Solipsism is quite false. But from its errors we may collect aspects of truth, to which we sometimes are blind. And, in the first place, though my experience is not the whole world, yet that world appears in my experience, and, so far as it exists there, it is my state of mind. That the real Absolute, or God himself, is also my state, is a truth often forgotten and to which later we shall return. And there is a second truth to which Solipsism has blindly borne witness. My way of contact with Reality is through a limited aperture. For I cannot get at it directly except through the felt “this,” and our immediate interchange and transfluence takes place through one small opening. Everything beyond, though not less real, is an expansion of the common essence which we feel burningly in this one focus. And so, in the end, to know the Universe, we must fall back upon our personal experience and sensation.

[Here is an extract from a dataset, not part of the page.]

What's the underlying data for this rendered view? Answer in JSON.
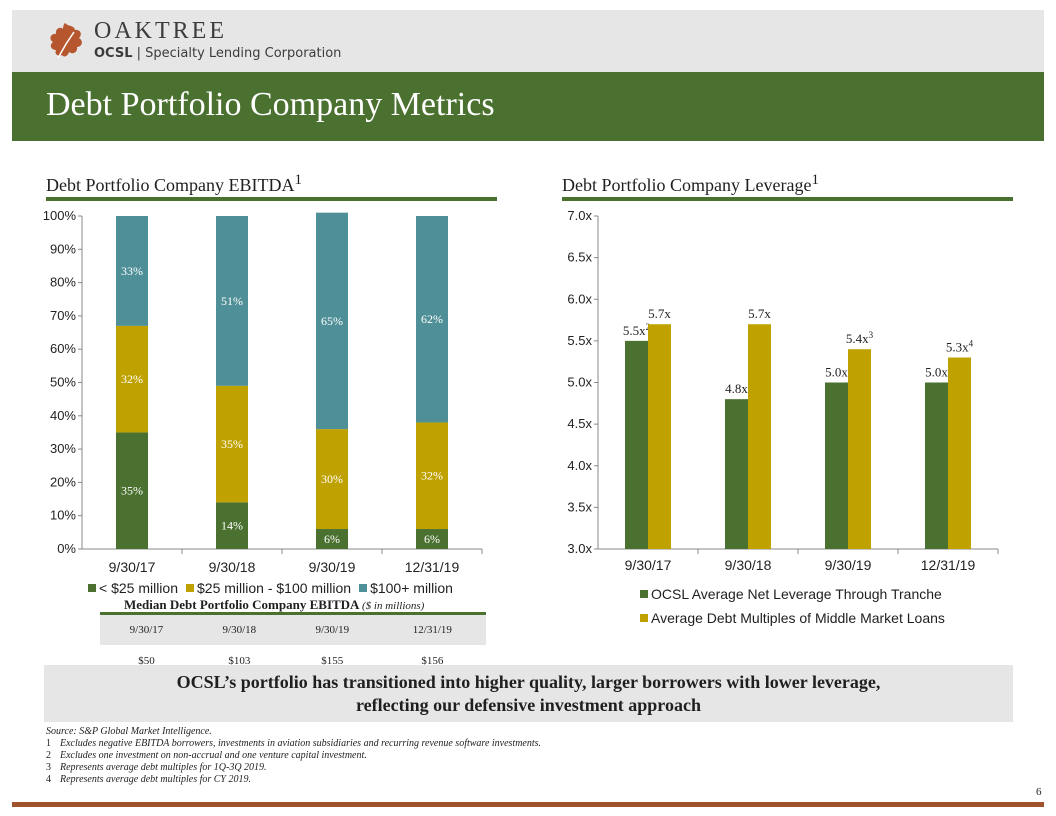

But beside these two truths there is yet another truth worth noticing. My self is certainly not the Absolute, but, without it, the Absolute would not be itself. You cannot anywhere abstract wholly from my personal feelings; you cannot say that, apart even from the meanest of these, anything else in the universe would be what it is. And in asserting this relation, this essential connection, of all reality with my self, Solipsism has emphasized what should not be forgotten. But the consequences, which properly follow from this truth, will be discussed hereafter.[1]
- ↑ I shall deal in Chapter xxvii. with the question whether, in refuting Solipsism, we have removed any ground for our conclusion that the Absolute is experience.